Aldığı her bir nefes ciğerlerine diken gibi batıyordu. Kalbi paramparça olmuştu. Canı yanıyordu.

Benim kalbim uzun zaman önce kırıldı. Kalbimi kırmaya çalışıyorsun ama kıramazsın. Kırık bir kalbi kimse kıramaz.

Sakura'nın iki yıl önce ki sözleri aklına geldi. Şimdi anlayabiliyordu bu sözlerin ne derece doğru olduğunu.

Şuan kim gelirse gelsin, ona ne kadar iyi davranırsa davransın bir işe yaramayacaktı. Sakura geri gelip ondan özür dilese bile. Kalbi kırılmıştı ve kırık kalbini kimse onaramazdı.

Sırt çantasına tıkıştırdığı kağıt ve kalemi eline aldı.

Sevgili Naruto,

Eğer bu notu okuyorsan senden bir ricam olacak. Evimde, dolabımda ki kıyafetlerimin arasında bir kaset var. O kaseti lütfen Sakura'ya ver ve kaset çalarda dinlemesini söyle. Kusura bakma Naruto, seni bırakıp gideceğim. Benim ilk ve tek gerçek arkadaşım sensin. Bana kardeşlik yaptığın için sana ne kadar teşekkür etsem azdır. Fakat özür dilerim arkadaşım. Sanırım daha fazla bu hayatın kirli oyunlarına kurban kurban gidemeyeceğim. Senden son bir isteğim daha var. Lütfen İtachi'yi koru. Ailemden geriye tek kalan İtachi'yi koru. Bunu derken neyi kastettiğimi anlarsın. Buraya kadar arkadaşım.
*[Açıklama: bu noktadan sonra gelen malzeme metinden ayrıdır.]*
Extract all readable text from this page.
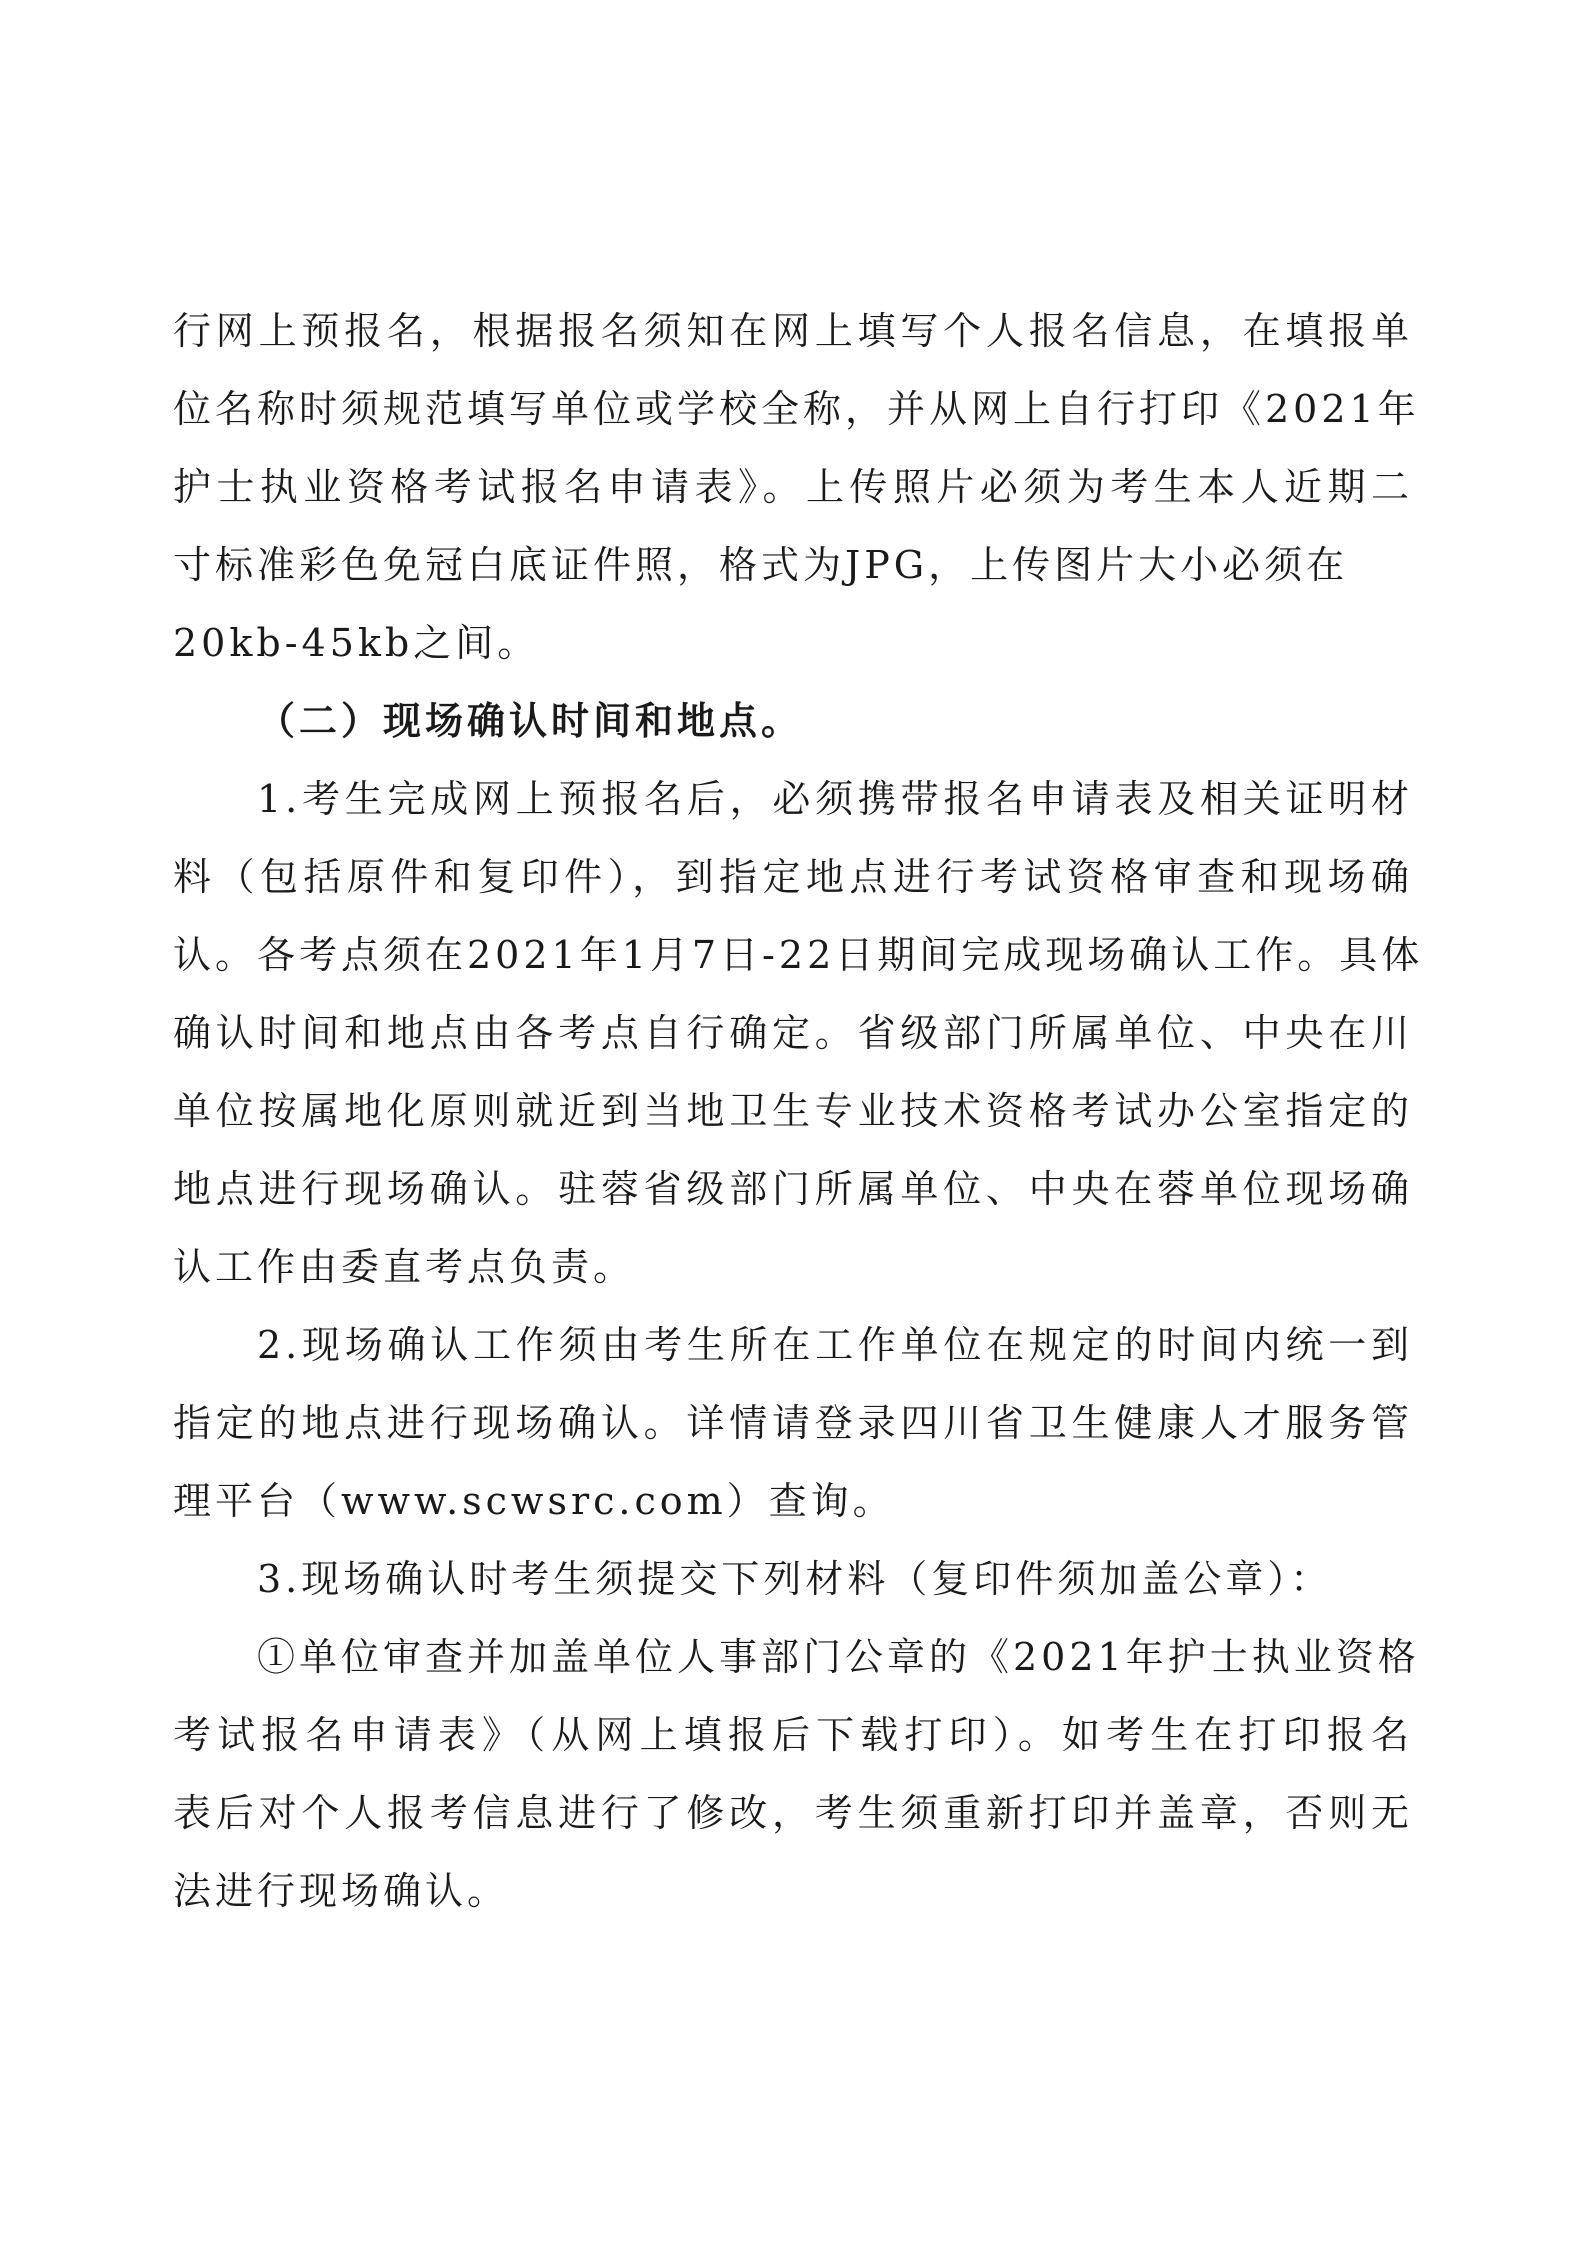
行网上预报名，根据报名须知在网上填写个人报名信息，在填报单
位名称时须规范填写单位或学校全称，并从网上自行打印《2021年
护士执业资格考试报名申请表》。上传照片必须为考生本人近期二
寸标准彩色免冠白底证件照，格式为JPG，上传图片大小必须在
20kb-45kb之间。
（二）现场确认时间和地点。
1.考生完成网上预报名后，必须携带报名申请表及相关证明材
料（包括原件和复印件），到指定地点进行考试资格审查和现场确
认。各考点须在2021年1月7日-22日期间完成现场确认工作。具体
确认时间和地点由各考点自行确定。省级部门所属单位、中央在川
单位按属地化原则就近到当地卫生专业技术资格考试办公室指定的
地点进行现场确认。驻蓉省级部门所属单位、中央在蓉单位现场确
认工作由委直考点负责。
2.现场确认工作须由考生所在工作单位在规定的时间内统一到
指定的地点进行现场确认。详情请登录四川省卫生健康人才服务管
理平台（www.scwsrc.com）查询。
3.现场确认时考生须提交下列材料（复印件须加盖公章）：
①单位审查并加盖单位人事部门公章的《2021年护士执业资格
考试报名申请表》（从网上填报后下载打印）。如考生在打印报名
表后对个人报考信息进行了修改，考生须重新打印并盖章，否则无
法进行现场确认。
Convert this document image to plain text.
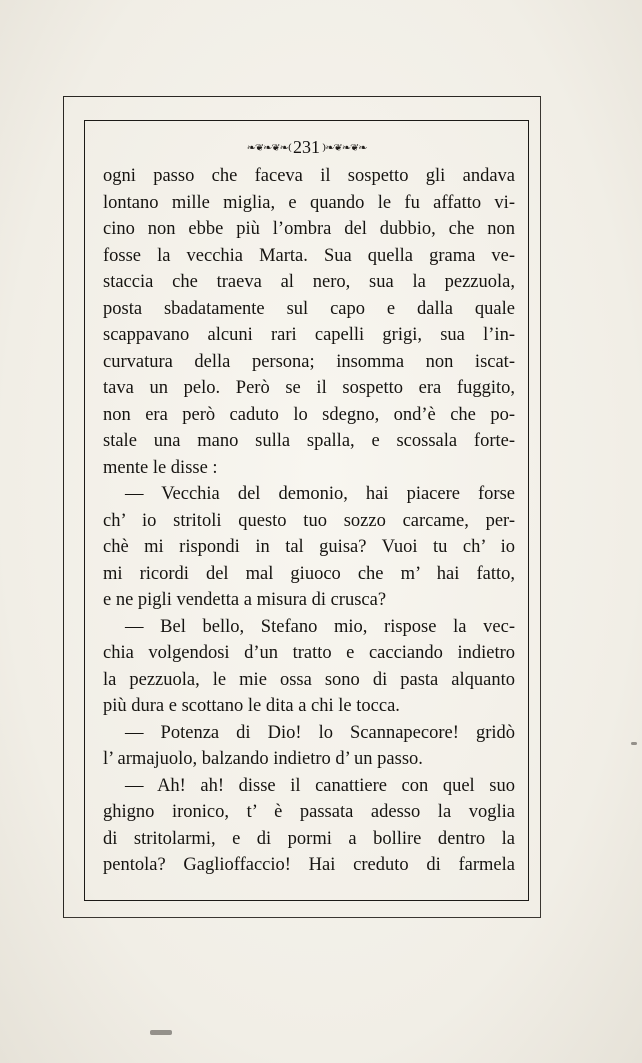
❧❦❧❦❧( 231 )❧❦❧❦❧
ogni passo che faceva il sospetto gli andava
lontano mille miglia, e quando le fu affatto vi-
cino non ebbe più l’ombra del dubbio, che non
fosse la vecchia Marta. Sua quella grama ve-
staccia che traeva al nero, sua la pezzuola,
posta sbadatamente sul capo e dalla quale
scappavano alcuni rari capelli grigi, sua l’in-
curvatura della persona; insomma non iscat-
tava un pelo. Però se il sospetto era fuggito,
non era però caduto lo sdegno, ond’è che po-
stale una mano sulla spalla, e scossala forte-
mente le disse :
— Vecchia del demonio, hai piacere forse
ch’ io stritoli questo tuo sozzo carcame, per-
chè mi rispondi in tal guisa? Vuoi tu ch’ io
mi ricordi del mal giuoco che m’ hai fatto,
e ne pigli vendetta a misura di crusca?
— Bel bello, Stefano mio, rispose la vec-
chia volgendosi d’un tratto e cacciando indietro
la pezzuola, le mie ossa sono di pasta alquanto
più dura e scottano le dita a chi le tocca.
— Potenza di Dio! lo Scannapecore! gridò
l’ armajuolo, balzando indietro d’ un passo.
— Ah! ah! disse il canattiere con quel suo
ghigno ironico, t’ è passata adesso la voglia
di stritolarmi, e di pormi a bollire dentro la
pentola? Gaglioffaccio! Hai creduto di farmela
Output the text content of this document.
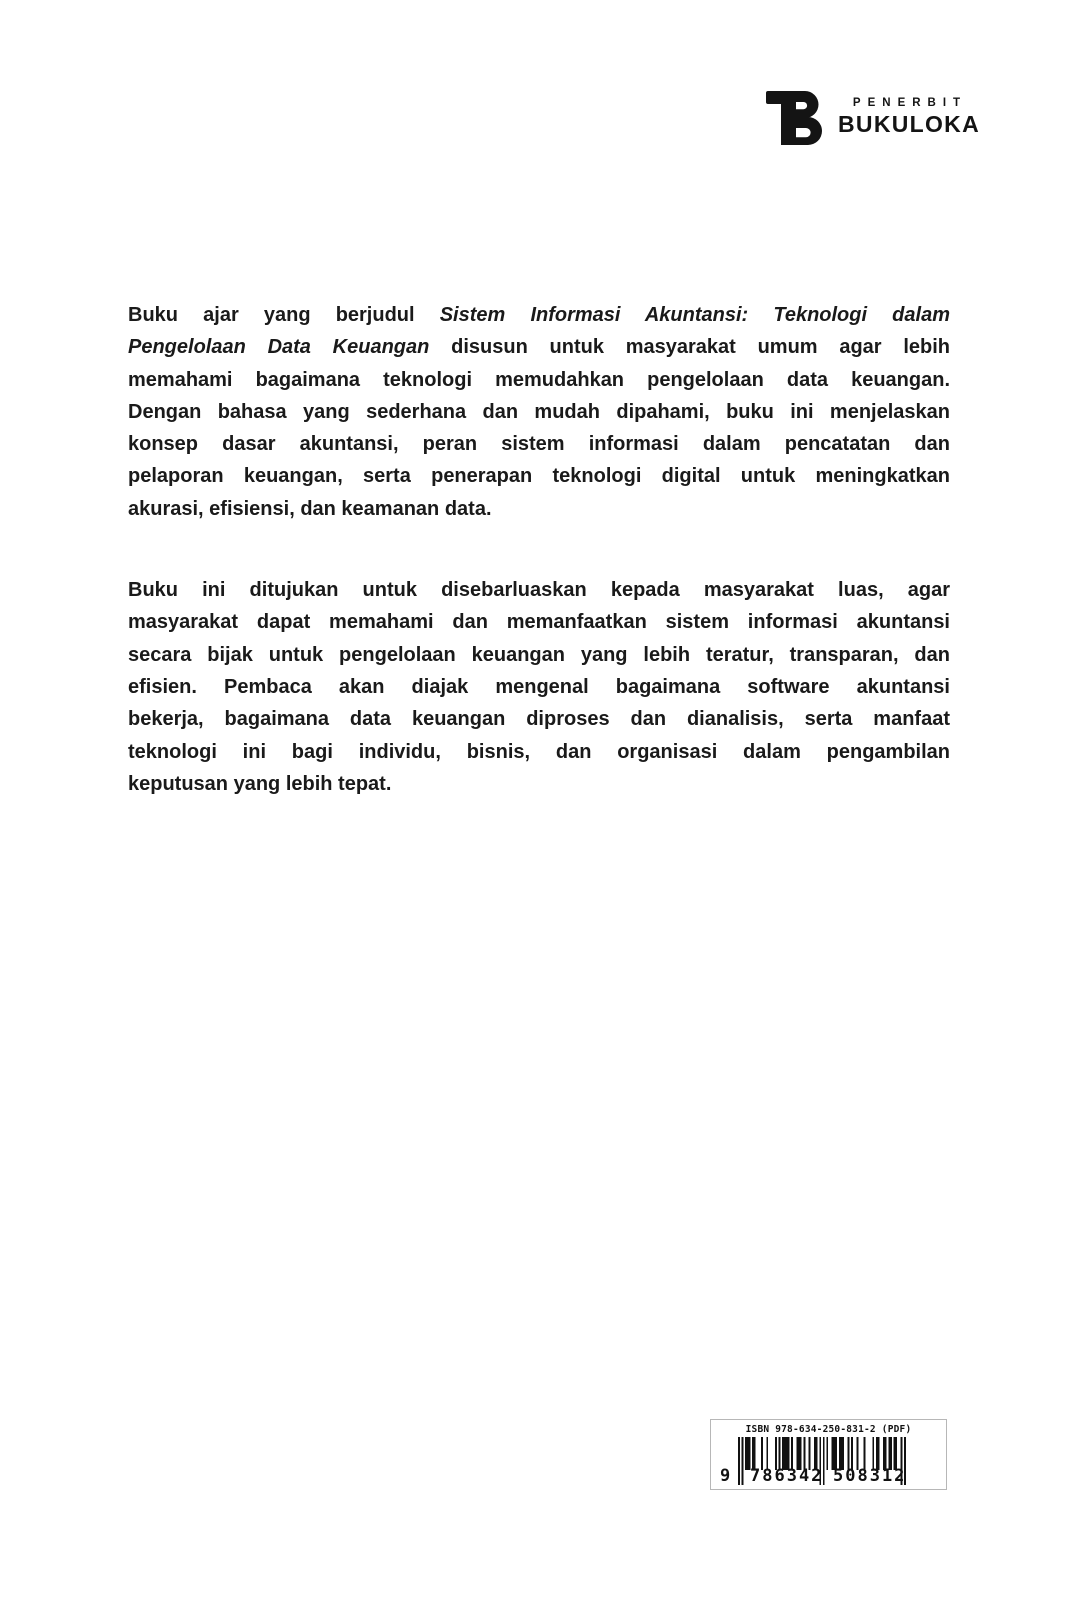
PENERBIT
BUKULOKA
Buku ajar yang berjudul Sistem Informasi Akuntansi: Teknologi dalam
Pengelolaan Data Keuangan disusun untuk masyarakat umum agar lebih
memahami bagaimana teknologi memudahkan pengelolaan data keuangan.
Dengan bahasa yang sederhana dan mudah dipahami, buku ini menjelaskan
konsep dasar akuntansi, peran sistem informasi dalam pencatatan dan
pelaporan keuangan, serta penerapan teknologi digital untuk meningkatkan
akurasi, efisiensi, dan keamanan data.
Buku ini ditujukan untuk disebarluaskan kepada masyarakat luas, agar
masyarakat dapat memahami dan memanfaatkan sistem informasi akuntansi
secara bijak untuk pengelolaan keuangan yang lebih teratur, transparan, dan
efisien. Pembaca akan diajak mengenal bagaimana software akuntansi
bekerja, bagaimana data keuangan diproses dan dianalisis, serta manfaat
teknologi ini bagi individu, bisnis, dan organisasi dalam pengambilan
keputusan yang lebih tepat.
ISBN 978-634-250-831-2 (PDF)
9 786342 508312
Elveda...

Sevgilerle Naruto.

Elinde ki kalemi çantasına geri koydu ve kağıdı katlayıp yatağın üzerine bıraktı.

Telefonunu alıp rehberde aradığı o ismin üzerine basıp telefonunu kulağına götürdü. Kosa bir bekleyişin ardından diğer hat da açıldı. Sasuke abisinin yumuşak sesini duyduğunda ağlamaya başladı ve dudağını ısırdı. Göz pınarlarından akan yaşların sonu yoktu.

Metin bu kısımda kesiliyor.